Don’t Write Off “Rentvesting”

The first property I ever bought wasn’t a home. It was a rental property. 

Likewise, today, I live in a rented apartment on another continent. Do I worry about missing out on homeownership? Absolutely not—because I own an interest in over 2,500 units spread across the U.S. 

You can invest in real estate without being a homeowner. You can house hack without being a homeowner. 

Stop fixating on homeownership as the only option, the thing that the Joneses do. “From a cash flow perspective, your home is a liability, not an asset,” notes Chad Ackerman of Left Field Investors, in a conversation with BiggerPockets. “The less you spend on it, the more you have each month to put toward real investments like investment properties, real estate syndications, stocks, notes, or funds.”

Chad should know. He and I share a passion for passive real estate investing, particularly syndications and notes. 

These are the kinds of investments we go in on together in SparkRental’s Co-Investing Club. We meet every month, vet a passive investment together, and club members can fractionally invest with small amounts if they like. 

By investing small amounts each month, you can dollar-cost average your real estate investments. And nowhere does it say that you have to be a homeowner to do it. 

Intentionality and Lifestyle Design

You can have anything you want in life. But you can’t have everything. 

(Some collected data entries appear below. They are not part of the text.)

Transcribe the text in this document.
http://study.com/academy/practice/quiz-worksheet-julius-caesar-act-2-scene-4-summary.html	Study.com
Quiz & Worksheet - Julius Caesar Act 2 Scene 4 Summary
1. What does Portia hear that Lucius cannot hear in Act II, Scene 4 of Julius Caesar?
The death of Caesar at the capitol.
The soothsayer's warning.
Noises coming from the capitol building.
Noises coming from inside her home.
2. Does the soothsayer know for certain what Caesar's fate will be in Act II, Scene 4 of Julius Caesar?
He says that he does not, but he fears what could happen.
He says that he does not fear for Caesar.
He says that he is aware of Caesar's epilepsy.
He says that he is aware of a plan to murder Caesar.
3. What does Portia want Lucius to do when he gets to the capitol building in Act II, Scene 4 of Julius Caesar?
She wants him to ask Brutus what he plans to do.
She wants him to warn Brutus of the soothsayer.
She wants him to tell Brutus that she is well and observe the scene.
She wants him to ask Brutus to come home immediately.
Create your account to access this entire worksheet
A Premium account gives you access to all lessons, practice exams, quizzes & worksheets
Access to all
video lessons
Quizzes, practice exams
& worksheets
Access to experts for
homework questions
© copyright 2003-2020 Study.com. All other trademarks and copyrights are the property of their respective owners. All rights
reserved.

I get to spend 10 months of the year overseas, enjoying free housing, a lower cost of living, and outstanding travel. As a trade-off, I can’t swing by my dad’s house for dinner on a random Tuesday or go to my nephews’ baseball games. 

You can choose to live somewhere that doesn’t require you to own a car. You can find ways to get rid of your housing payment. It may require a trade-off, but until you explore all of your options, you haven’t made a conscious, intentional decision about whether the trade-off is worth saving thousands of dollars a month. Is it worth reaching financial independence years earlier than you would have if you just kept going on autopilot?

Bring these decisions out of the shadows, and shine some uncomfortable light on them. You may still decide you want to keep doing what you’ve always done but make these decisions intentionally. Calculate just how much you could save by ditching your housing payment or a car. Calculate how many years that would shave off reaching your goals. 

If you could quit your day job in five years instead of 10, would it be worth making some changes? Only you know the answer.